You may recall recently when a Google employee wrote a lengthy Google+ post about where he feels Google is screwing up (and to be fair, also where it is doing well). A good portion of this, and the part that drew the most attention was his criticism of Google+ and the Google+ platform.
“I think the tone of the post mostly was disheartening.”
There were elements of validity, he said. But there were also areas where that Google employee, who doesn’t work on Google+, was in the dark, he said.
“We’re moving at light speed. We’ve been in market for 120 days.”
That said, Google is in no rush to build its user base, Horowitz said.
In his only public post since explaining what happened with the memo, Yegge wrote (on October 15), "As you can imagine this has been a pretty stressful week for me. But it hasn't been all bad. On Thursday I was given an honorary Darwin Award, and on Friday they crowned me Miss South Carolina."
In a comment on that post, he explained to another user, "I was not criticizing the G+ product. I was criticizing Google's cultural inattention to developer platforms, and I used G+'s external APIs as just one example. I could have chosen a completely different Google product as my example. In fact I probably should have, given the confusion my criticism of the G+ APIs has caused."

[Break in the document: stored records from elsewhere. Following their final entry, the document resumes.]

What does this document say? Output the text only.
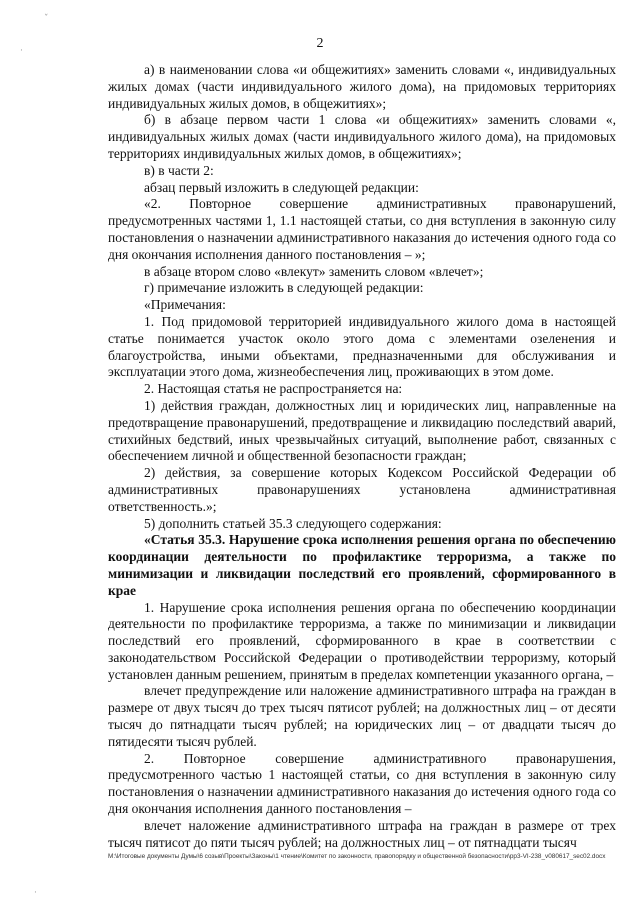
ˇ
·
·
2

а) в наименовании слова «и общежитиях» заменить словами «, индивидуальных жилых домах (части индивидуального жилого дома), на придомовых территориях индивидуальных жилых домов, в общежитиях»;

б) в абзаце первом части 1 слова «и общежитиях» заменить словами «, индивидуальных жилых домах (части индивидуального жилого дома), на придомовых территориях индивидуальных жилых домов, в общежитиях»;

в) в части 2:

абзац первый изложить в следующей редакции:

«2. Повторное совершение административных правонарушений, предусмотренных частями 1, 1.1 настоящей статьи, со дня вступления в законную силу постановления о назначении административного наказания до истечения одного года со дня окончания исполнения данного постановления – »;

в абзаце втором слово «влекут» заменить словом «влечет»;

г) примечание изложить в следующей редакции:

«Примечания:

1. Под придомовой территорией индивидуального жилого дома в настоящей статье понимается участок около этого дома с элементами озеленения и благоустройства, иными объектами, предназначенными для обслуживания и эксплуатации этого дома, жизнеобеспечения лиц, проживающих в этом доме.

2. Настоящая статья не распространяется на:

1) действия граждан, должностных лиц и юридических лиц, направленные на предотвращение правонарушений, предотвращение и ликвидацию последствий аварий, стихийных бедствий, иных чрезвычайных ситуаций, выполнение работ, связанных с обеспечением личной и общественной безопасности граждан;

2) действия, за совершение которых Кодексом Российской Федерации об административных правонарушениях установлена административная ответственность.»;

5) дополнить статьей 35.3 следующего содержания:

«Статья 35.3. Нарушение срока исполнения решения органа по обеспечению координации деятельности по профилактике терроризма, а также по минимизации и ликвидации последствий его проявлений, сформированного в крае

1. Нарушение срока исполнения решения органа по обеспечению координации деятельности по профилактике терроризма, а также по минимизации и ликвидации последствий его проявлений, сформированного в крае в соответствии с законодательством Российской Федерации о противодействии терроризму, который установлен данным решением, принятым в пределах компетенции указанного органа, –

влечет предупреждение или наложение административного штрафа на граждан в размере от двух тысяч до трех тысяч пятисот рублей; на должностных лиц – от десяти тысяч до пятнадцати тысяч рублей; на юридических лиц – от двадцати тысяч до пятидесяти тысяч рублей.

2. Повторное совершение административного правонарушения, предусмотренного частью 1 настоящей статьи, со дня вступления в законную силу постановления о назначении административного наказания до истечения одного года со дня окончания исполнения данного постановления –

влечет наложение административного штрафа на граждан в размере от трех тысяч пятисот до пяти тысяч рублей; на должностных лиц – от пятнадцати тысяч

M:\Итоговые документы Думы\6 созыв\Проекты\Законы\1 чтение\Комитет по законности, правопорядку и общественной безопасности\pp3-VI-238_v080617_sec02.docx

While he may also be critical of other Google products, I'm not sure that I'm buying that bit about not criticizing the G+ product, given that the post said:
“Google+ is a knee-jerk reaction, a study in short-term thinking, predicated on the incorrect notion that Facebook is successful because they built a great product. But that’s not why they are successful. Facebook is successful because they built an entire constellation of products by allowing other people to do the work. So Facebook is different for everyone. Some people spend all their time on Mafia Wars. Some spend all their time on Farmville. There are hundreds or maybe thousands of different high-quality time sinks available, so there’s something there for everyone.”
“Our Google+ team took a look at the aftermarket and said: “Gosh, it looks like we need some games. Let’s go contract someone to, um, write some games for us.” Do you begin to see how incredibly wrong that thinking is now? The problem is that we are trying to predict what people want and deliver it for them.”
Yegge was widely commended by outsiders for having the balls to write the post, which was directed inward towards Google employees, though accidentally posted publicly for an amount of time long enough for others to capture it before it was deleted. A lot of people seem to agree with much of what Yegge said in the post, but Horowitz also makes good point about just how young Google+ actually is. Besides, Google+ is bigger than just being a Google social network. It's being integrated into pretty much everything Google does (including new Google Apps support).